Influenced by the design principles of Shanzhai culture, aspiring Mexican art director Maru Hernandez creates Dulce & Guayaba (Spanish for sweet & guava), a fictitious handbag brand, as a means to raise awareness of the mass piracy industry and promote respect for the Mexican’s artisan’s fair trade.
Borrowing design aesthetics from luxury brand Dolce & Gabbana, Dulce & Guayaba refashions its handbags through the lens of its heritage, subverting European design and enhancing them with art of traditional Mexican artisan craftsmanship. 
Mexico holds first place in Latin America for consuming pirated goods and is amongst the 10 countries that most consume piracy in the world. Most of the pirated goods are imported and represent a loss of almost 2 billion dollars a year for the country.
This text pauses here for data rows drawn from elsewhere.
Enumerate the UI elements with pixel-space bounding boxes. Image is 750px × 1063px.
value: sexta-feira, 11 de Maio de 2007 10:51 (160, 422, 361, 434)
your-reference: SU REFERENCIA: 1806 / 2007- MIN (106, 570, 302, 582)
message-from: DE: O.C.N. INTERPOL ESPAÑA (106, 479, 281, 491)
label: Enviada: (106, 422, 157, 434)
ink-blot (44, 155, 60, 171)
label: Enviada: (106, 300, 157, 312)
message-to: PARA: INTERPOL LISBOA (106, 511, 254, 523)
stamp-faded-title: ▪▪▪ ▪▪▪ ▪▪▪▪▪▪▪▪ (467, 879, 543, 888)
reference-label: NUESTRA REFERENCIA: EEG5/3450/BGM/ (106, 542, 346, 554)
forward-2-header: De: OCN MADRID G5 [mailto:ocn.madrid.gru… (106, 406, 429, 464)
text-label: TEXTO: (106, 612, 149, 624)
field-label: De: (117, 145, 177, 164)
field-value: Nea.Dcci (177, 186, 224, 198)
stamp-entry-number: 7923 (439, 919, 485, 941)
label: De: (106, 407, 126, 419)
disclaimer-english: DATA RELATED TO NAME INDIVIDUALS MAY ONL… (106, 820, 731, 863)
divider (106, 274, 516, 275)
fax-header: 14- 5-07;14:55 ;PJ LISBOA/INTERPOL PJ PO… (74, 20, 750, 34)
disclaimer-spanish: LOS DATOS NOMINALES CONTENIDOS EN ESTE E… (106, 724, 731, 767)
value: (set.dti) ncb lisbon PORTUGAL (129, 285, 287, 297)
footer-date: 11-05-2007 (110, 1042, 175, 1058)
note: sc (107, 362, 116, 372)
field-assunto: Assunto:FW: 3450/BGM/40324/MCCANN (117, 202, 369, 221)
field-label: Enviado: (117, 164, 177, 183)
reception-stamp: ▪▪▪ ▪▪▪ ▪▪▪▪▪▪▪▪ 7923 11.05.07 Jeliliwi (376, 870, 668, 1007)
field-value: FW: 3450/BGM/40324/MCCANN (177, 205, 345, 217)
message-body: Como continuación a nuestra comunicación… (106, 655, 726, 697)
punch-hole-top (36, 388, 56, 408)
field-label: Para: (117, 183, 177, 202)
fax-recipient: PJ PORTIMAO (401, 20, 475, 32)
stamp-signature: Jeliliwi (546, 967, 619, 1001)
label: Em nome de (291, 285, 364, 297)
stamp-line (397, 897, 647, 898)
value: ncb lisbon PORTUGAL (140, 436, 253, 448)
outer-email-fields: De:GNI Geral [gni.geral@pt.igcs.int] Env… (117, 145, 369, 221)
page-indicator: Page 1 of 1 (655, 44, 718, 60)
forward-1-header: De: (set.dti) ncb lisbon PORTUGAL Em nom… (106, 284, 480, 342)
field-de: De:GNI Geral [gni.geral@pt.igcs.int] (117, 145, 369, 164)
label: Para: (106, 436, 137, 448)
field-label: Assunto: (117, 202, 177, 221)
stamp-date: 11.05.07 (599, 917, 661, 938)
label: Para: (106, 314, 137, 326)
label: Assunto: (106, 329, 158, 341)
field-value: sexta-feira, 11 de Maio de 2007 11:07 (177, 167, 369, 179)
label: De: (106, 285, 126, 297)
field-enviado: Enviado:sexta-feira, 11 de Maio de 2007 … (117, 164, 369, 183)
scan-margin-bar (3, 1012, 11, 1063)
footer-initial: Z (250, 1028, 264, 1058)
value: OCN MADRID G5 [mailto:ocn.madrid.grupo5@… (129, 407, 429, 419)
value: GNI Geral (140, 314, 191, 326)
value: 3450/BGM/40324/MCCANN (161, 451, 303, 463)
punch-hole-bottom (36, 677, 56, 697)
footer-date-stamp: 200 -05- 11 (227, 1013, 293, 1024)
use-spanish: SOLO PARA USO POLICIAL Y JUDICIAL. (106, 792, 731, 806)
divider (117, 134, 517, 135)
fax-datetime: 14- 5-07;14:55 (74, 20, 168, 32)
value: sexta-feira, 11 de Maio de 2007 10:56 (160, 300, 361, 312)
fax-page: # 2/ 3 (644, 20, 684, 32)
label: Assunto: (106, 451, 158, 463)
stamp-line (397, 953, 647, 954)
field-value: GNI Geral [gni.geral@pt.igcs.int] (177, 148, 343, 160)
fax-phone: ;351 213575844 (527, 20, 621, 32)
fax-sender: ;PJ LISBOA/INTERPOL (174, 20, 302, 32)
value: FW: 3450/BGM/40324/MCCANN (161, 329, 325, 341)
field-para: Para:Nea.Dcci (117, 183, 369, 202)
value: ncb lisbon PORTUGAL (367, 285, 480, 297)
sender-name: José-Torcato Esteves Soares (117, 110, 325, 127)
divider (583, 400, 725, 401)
For the most part, the Mexican public does not perceive consuming pirated goods as something negative, especially if it means carrying a recognizable fashion item with big logos and trendy brands, and even pay full price despite the poor quality most of them have.
On the other hand, Mexico is home to an iconic cultural legacy of art and craftsmanship developed throughout the centuries, yet when it comes to purchasing quality traditional goods from local markets or wondering merchants, most people attempt to haggle or bargain the price of the artisan’s craftsmanship, diminishing their work and sometimes even get offended.
The ridiculous irony of this situation became the root of inspiration for Dulce & Guayaba, which seeks to question the unethical practices of consumption in the panorama of our current society.
The handbags present a series of distinctive design interventions showcasing the 5 most iconic crafts representing Mexico: Talavera from the state of Puebla, Beaded Huichol Art from the state of Nayarit, Silver from the state of Guerrero, Embroidery from the state of Oaxaca and Arbol de la Vida (Tree of life) from the state of Mexico. Its goal is to promote respect for the Mexican artisan’s trade and benefit the fair commercialization of their products demonstrating their work is equally as valuable as high-end items in terms of quality, practice and design.